You are viewing a plain text version of this content. The canonical link for it is here.
Posted to users@jackrabbit.apache.org by Gary Long <lo...@magillem.com> on 2010/06/25 11:42:02 UTC

How to handle the colon character within fulltext search?

Hello there :)

I'm using the fulltext search feature of Jackrabbit and i'm facing a 
little problem with the colon character (:). For example, if I search 
for a mail which subject is "Tr : Tr : your response", I can't find it. 
If I search for "your response" the e-mail is found.

my sql query is :

SELECT * FROM mnt:resource WHERE (contains(jcr:text, '*tr: tr: your 
response*') OR contains(jcr:name, '*tr: tr: your response*');

Thank you for your help :)

Gary Long



Re: How to handle the colon character within fulltext search?

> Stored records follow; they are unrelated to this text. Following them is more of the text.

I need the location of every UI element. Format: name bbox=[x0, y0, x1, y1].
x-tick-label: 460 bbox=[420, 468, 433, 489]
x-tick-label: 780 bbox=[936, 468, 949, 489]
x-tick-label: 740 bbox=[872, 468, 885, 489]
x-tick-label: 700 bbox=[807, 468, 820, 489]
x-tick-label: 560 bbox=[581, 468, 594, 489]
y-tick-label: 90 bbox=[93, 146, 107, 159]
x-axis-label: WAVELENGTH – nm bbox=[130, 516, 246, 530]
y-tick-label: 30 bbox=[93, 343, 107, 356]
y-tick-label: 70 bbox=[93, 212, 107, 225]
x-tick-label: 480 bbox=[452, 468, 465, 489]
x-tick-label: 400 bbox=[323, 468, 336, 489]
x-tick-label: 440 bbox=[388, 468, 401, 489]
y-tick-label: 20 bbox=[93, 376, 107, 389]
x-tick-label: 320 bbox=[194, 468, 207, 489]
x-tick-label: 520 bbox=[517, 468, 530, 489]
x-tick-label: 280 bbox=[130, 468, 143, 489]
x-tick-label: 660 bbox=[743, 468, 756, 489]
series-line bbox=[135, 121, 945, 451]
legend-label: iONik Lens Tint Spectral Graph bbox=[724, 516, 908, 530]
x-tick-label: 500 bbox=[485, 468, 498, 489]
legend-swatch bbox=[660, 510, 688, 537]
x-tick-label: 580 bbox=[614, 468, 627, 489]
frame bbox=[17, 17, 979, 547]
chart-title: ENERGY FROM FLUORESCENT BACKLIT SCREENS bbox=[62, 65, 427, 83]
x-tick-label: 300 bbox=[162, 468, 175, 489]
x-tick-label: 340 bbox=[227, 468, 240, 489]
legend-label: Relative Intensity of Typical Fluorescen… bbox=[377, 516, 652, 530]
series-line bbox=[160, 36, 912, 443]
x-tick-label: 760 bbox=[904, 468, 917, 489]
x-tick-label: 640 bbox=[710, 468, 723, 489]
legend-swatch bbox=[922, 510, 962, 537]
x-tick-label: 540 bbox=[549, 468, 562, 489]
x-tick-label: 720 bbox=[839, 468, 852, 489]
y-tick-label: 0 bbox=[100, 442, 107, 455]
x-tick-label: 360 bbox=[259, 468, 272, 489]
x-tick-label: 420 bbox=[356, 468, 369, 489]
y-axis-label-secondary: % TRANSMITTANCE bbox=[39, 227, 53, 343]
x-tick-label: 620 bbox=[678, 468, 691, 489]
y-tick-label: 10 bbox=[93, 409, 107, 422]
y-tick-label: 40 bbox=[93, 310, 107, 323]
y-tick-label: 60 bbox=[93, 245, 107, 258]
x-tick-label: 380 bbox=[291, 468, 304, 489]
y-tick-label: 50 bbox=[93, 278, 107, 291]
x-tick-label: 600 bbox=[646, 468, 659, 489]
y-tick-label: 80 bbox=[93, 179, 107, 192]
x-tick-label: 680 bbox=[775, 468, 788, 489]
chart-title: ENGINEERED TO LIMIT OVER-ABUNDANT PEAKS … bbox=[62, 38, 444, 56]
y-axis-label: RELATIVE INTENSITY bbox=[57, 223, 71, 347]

Posted by Alexander Klimetschek <ak...@day.com>.
On Fri, Jun 25, 2010 at 13:59, Gary Long <lo...@magillem.com> wrote:
> I tried this method but it didn't do anything : /
>
> Here is my code :
>
> String param = "Tr: Tr: your response";
> String escapedParam =
> org.apache.jackrabbit.util.Text.escapeIllegalXpathSearchChars(param);
> String query = SELECT * FROM mnt:resource WHERE (contains(jcr:text, '*"+
> escapedParam +"*') OR contains(jcr:name, '*"+ escapedParam +"*').
>
> In debug mode, I looked at the value of textQuery in the query and it is
> still "Tr: Tr your response". The colon character doesn't seems to be
> escaped. : /

Oh, this might be due to the fact of using SQL. I though the method
would work for both cases, as it is essentially an escaping for the
lucene full text search (IIUC).

Something must happen in the SQL query parser then, since
escapeIllegalXpathSearchChars() clearly escapes colons. See
http://svn.apache.org/repos/asf/jackrabbit/trunk/jackrabbit-jcr-commons/src/main/java/org/apache/jackrabbit/util/Text.java

Regards,
Alex

-- 
Alexander Klimetschek
alexander.klimetschek@day.com

Re: How to handle the colon character within fulltext search?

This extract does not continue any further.